Good fails to build up or maintain any dramatic tension over the course of the play. The characters are extremely inconsistent, their personalities inexplicably morphing from one scene to the next to indulge the playwright’s sermons on the play’s superficial coterie of themes. To make matters worse, the characters are, without exception, grating and despicable. This would be fine if they offered any insights or emotional complexity, but as things stand, the the actors are stuck with the unenviable task of manufacturing emotional coherence where none exists.

“The Preacher and the Shrink” only grows worse over the course of two hours. Without any convincing way to resolve his meandering narrative, Good resorts to the most disgusting cliché of all, one that seems even more out-of-nowhere and unconvincing than the chain of implausible developments preceding it. It is the worst attempt at emotional manipulation, cheapening the entire play and insulting the intelligence of the audience, who have already weathered its tediousness. Suffice to say, the twist fails miserably; the audience literally wound up laughing at an event that was clearly intended to come across as tragic.
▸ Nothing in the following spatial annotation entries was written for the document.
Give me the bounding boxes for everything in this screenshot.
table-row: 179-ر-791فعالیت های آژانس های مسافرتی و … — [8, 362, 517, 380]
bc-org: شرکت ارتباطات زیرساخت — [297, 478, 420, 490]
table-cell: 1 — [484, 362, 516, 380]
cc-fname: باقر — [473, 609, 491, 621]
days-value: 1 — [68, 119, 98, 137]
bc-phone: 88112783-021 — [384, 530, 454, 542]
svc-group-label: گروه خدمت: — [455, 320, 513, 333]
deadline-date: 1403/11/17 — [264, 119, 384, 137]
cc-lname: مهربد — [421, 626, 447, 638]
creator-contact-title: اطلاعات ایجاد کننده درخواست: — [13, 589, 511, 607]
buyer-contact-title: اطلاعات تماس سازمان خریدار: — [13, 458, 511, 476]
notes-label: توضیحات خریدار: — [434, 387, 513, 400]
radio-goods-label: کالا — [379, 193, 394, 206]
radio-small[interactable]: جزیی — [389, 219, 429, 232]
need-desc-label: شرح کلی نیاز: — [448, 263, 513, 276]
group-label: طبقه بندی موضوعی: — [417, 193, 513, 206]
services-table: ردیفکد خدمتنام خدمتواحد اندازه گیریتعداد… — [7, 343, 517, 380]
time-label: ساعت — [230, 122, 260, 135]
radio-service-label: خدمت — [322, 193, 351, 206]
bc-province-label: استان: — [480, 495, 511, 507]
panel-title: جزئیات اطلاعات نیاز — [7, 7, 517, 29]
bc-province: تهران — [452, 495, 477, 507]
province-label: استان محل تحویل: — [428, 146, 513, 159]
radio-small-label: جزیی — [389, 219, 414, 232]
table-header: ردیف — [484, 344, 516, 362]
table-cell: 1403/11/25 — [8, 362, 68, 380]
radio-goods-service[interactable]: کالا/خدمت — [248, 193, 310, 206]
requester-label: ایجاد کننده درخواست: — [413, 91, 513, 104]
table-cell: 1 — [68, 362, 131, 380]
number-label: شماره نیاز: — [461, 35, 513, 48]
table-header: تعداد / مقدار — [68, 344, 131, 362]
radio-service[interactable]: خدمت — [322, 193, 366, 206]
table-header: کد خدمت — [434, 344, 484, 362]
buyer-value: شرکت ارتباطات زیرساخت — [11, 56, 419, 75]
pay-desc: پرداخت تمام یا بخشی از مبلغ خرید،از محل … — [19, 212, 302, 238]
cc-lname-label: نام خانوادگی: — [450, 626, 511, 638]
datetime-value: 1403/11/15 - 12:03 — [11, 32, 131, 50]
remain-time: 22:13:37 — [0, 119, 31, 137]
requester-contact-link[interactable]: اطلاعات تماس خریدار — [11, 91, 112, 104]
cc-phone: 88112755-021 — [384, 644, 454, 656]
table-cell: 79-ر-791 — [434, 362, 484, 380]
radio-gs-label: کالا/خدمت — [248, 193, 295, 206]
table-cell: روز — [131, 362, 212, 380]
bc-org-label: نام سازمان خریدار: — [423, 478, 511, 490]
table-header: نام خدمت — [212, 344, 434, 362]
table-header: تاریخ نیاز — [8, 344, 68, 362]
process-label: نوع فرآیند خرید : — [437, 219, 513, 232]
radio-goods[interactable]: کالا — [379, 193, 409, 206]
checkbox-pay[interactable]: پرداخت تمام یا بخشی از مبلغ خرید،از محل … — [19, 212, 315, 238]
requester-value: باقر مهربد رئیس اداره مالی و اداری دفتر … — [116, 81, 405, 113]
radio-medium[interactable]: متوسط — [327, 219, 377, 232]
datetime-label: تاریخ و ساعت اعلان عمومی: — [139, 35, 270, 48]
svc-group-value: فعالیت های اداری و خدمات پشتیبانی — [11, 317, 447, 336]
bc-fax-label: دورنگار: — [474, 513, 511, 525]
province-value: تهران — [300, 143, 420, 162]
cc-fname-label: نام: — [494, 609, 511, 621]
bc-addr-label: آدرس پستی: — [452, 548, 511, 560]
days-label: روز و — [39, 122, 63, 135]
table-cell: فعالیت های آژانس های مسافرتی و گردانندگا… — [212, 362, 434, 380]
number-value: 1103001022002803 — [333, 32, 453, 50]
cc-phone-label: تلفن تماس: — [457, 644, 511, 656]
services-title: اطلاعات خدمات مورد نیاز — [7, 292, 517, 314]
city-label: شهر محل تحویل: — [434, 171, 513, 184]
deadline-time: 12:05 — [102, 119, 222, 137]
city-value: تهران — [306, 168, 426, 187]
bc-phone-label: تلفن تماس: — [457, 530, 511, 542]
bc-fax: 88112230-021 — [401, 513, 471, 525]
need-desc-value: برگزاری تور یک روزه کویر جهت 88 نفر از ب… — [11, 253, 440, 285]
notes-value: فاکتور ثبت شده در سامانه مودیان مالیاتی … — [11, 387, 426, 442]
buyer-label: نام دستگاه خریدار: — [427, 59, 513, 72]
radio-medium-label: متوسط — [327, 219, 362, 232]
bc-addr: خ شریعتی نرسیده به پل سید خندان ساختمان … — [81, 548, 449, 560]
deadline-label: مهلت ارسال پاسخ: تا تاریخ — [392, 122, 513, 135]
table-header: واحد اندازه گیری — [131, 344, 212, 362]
Occurring shortly before the play’s conclusion, the playwright does not even have the wherewithal to address its ramifications in anything but a cursory fashion. The climax of the play is neither earned nor plausible, and no audience member with the least bit of discernment can help feeling a sense of enormous relief when the poor actors emerge to take their bows. Off-Broadway theater rarely gets worse than this.